O timorense, agora com nacionalidade indonésia, referia-se ao atribulado processo da descolonização portuguesa, que criou instabilidade no território e que levou a uma guerra civil entre a Frente Revolucionária do Timor-Leste Independente (Fretilin) e a União Democrática Timorense (UDT).
O conflito e a saída dos portugueses abriram portas a um período de 24 anos de ocupação indonésia, que ficou marcado por cerca de 100 mil mortes entre civis timorenses e por muitas memórias de violações, torturas e fome.
Em entrevista ao jornal australiano Sydney Morning Herald em 2007, Eurico Guterres além de responsabilizar Lisboa, atribuiu igualmente responsabilidades a Jacarta e às Nações Unidas pela violência registada em Timor-Leste em 1999, ao permitirem o referendo da independência sem garantia prévia de condições de segurança.
Na entrevista à Lusa, Eurico Guterres, principal rosto da campanha violenta contra os independentistas timorenses em 1999, disse que "a Indonésia entrou em Timor-Leste não por sua própria vontade, mas pelo desejo de uma parte do povo de Timor-Leste que via a integração na Indonésia como um compromisso para acabar com a guerra civil criada por Portugal".
A invasão indonésia, acrescentou, ocorreu "também devido ao incentivo da comunidade internacional, em particular dos Estados Unidos e da Austrália, que estavam preocupados com o avanço da ideologia comunista" em Timor-Leste.

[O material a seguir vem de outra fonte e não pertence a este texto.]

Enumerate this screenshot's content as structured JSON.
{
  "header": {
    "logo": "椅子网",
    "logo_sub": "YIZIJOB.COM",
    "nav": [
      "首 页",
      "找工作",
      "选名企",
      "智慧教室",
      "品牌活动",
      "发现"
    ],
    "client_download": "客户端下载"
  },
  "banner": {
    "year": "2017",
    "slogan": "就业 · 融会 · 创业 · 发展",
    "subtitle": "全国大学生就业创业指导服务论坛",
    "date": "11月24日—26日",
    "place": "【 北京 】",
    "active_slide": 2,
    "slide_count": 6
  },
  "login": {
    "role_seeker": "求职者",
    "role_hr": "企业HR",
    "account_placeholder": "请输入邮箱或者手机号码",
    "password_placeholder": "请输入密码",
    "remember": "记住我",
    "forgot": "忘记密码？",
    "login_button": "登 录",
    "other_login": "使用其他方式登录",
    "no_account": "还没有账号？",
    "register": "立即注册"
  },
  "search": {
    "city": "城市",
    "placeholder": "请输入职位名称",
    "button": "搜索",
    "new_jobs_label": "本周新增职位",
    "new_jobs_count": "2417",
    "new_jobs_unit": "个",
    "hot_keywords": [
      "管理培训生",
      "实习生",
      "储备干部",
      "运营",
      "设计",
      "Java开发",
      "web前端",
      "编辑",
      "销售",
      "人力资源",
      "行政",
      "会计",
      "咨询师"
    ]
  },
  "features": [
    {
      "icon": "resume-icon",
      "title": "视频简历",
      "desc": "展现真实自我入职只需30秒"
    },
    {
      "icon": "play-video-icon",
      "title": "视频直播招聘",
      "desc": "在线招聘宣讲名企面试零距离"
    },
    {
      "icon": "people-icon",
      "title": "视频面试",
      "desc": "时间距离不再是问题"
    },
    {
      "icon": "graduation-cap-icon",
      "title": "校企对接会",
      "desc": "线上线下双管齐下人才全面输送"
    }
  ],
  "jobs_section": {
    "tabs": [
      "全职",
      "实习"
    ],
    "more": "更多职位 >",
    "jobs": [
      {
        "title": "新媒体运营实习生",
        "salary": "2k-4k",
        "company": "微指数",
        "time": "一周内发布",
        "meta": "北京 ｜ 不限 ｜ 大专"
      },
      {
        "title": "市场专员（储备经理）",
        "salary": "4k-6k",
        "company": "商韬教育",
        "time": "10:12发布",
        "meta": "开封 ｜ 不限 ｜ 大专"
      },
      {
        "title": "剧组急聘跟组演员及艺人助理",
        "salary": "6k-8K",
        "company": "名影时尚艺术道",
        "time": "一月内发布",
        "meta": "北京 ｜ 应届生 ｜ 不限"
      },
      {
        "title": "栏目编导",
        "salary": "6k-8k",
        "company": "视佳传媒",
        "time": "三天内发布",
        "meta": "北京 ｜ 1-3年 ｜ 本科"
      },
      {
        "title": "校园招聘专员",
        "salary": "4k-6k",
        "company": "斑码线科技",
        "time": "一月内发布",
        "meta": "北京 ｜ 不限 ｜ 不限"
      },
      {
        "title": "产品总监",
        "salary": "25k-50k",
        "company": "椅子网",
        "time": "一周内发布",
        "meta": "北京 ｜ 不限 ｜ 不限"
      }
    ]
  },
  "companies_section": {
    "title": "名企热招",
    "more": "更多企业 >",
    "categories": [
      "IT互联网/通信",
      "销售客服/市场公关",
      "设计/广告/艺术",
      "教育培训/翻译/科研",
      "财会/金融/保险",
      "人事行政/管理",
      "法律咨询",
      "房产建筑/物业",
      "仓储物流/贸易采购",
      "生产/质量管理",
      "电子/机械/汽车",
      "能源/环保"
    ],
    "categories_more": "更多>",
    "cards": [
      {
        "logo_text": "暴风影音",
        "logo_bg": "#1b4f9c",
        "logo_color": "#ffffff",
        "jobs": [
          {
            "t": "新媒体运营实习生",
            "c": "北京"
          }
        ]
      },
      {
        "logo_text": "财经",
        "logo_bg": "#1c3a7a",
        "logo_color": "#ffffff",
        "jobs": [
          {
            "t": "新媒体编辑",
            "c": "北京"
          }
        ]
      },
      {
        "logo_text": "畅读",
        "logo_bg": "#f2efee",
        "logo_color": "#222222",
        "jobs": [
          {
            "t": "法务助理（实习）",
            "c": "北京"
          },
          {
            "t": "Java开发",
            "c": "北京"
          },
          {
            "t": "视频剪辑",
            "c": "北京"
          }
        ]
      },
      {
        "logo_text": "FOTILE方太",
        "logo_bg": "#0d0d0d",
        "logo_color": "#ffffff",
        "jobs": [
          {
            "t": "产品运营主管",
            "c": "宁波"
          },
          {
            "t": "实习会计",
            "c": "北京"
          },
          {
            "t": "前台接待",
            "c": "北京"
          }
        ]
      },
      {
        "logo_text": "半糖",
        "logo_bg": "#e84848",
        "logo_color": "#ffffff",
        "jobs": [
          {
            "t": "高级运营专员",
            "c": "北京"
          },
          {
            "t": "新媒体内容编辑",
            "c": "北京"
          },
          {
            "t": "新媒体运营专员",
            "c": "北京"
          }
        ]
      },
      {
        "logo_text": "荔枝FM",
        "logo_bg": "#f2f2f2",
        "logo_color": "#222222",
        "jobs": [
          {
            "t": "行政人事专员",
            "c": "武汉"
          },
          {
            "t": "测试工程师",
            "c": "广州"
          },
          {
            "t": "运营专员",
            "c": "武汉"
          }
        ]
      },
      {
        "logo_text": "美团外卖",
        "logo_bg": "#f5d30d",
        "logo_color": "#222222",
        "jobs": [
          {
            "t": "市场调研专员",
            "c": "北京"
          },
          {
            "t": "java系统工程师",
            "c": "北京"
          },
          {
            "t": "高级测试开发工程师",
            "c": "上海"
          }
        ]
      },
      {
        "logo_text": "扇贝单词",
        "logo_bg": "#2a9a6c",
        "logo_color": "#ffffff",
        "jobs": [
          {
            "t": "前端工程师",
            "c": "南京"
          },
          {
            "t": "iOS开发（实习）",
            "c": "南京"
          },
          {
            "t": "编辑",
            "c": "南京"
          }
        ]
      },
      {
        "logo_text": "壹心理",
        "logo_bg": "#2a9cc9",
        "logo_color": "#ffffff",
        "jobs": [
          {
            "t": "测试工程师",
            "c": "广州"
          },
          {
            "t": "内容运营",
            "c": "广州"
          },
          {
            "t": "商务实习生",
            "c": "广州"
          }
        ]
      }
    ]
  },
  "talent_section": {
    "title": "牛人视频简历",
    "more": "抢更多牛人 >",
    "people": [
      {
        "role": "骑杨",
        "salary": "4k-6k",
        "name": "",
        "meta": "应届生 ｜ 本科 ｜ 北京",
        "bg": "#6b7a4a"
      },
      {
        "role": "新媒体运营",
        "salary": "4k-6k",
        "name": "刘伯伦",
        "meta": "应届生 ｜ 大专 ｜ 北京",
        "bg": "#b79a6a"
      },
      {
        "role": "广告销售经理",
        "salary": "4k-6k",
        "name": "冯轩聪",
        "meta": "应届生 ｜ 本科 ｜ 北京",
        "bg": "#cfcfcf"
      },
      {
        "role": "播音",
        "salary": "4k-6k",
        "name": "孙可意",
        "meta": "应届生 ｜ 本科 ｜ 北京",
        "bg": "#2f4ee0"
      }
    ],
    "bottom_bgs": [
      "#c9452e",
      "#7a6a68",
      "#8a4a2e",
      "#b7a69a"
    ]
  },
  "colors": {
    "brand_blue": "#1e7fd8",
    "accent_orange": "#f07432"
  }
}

"Por isso, a Indonésia, na verdade, entrou em Timor-Leste com uma missão nobre, que deve ser valorizada", defendeu.
Contudo, "infelizmente, houve generais do exército indonésio que, deliberadamente, aproveitaram a integração de Timor-Leste com a Indonésia para o seu interesse pessoal, da sua família ou do seu grupo ao cometerem atos que, depois, mancharam o bom nome da Indonésia aos olhos da comunidade internacional", continuou, mas sem precisar nomes.
Eurico Guterres ficou órfão depois de militares indonésios matarem o seu pai, nos primeiros anos da ocupação.
Ligado à resistência timorense, Guterres conta que foi detido em 1989 porque as forças indonésias descobriram que estava envolvido num plano para assassinar o Presidente Suharto durante a visita a Díli.
Prabowo Subianto, o genro de Suharto que desempenhou várias missões em Timor-Leste, colocou Eurico Guterres na senda de agente duplo e, depois, de fiel servidor dos indonésios no território.
O ex-líder da milícia Aitarak foi a única pessoa que esteve detida devido à violência que se seguiu ao referendo de 1999 e que fez mil mortos, mas volvidos dois anos o Supremo Tribunal da Indonésia absolveu-o por falta de provas.
"Não me arrependo do que eu fiz, porque naquela época eu também estava a lutar pela independência do povo de Timor Leste, mas pela via da autonomia, porque, na minha opinião, a autonomia é o mesmo que a independência", confessa.
A via da autonomia teria dado "tempo suficiente para preparar a independência de Timor-Leste com base na vontade coletiva do povo de Timor-Leste, não baseada na vontade de um indivíduo, de uma determinada família ou de um certo grupo, como é agora", acrescentou, mais uma vez sem precisar.
Eurico Guterres, que tem estado envolvido na política indonésia, afirmou ainda que não tem receio de regressar à sua terra natal, mas simplesmente não deseja fazê-lo.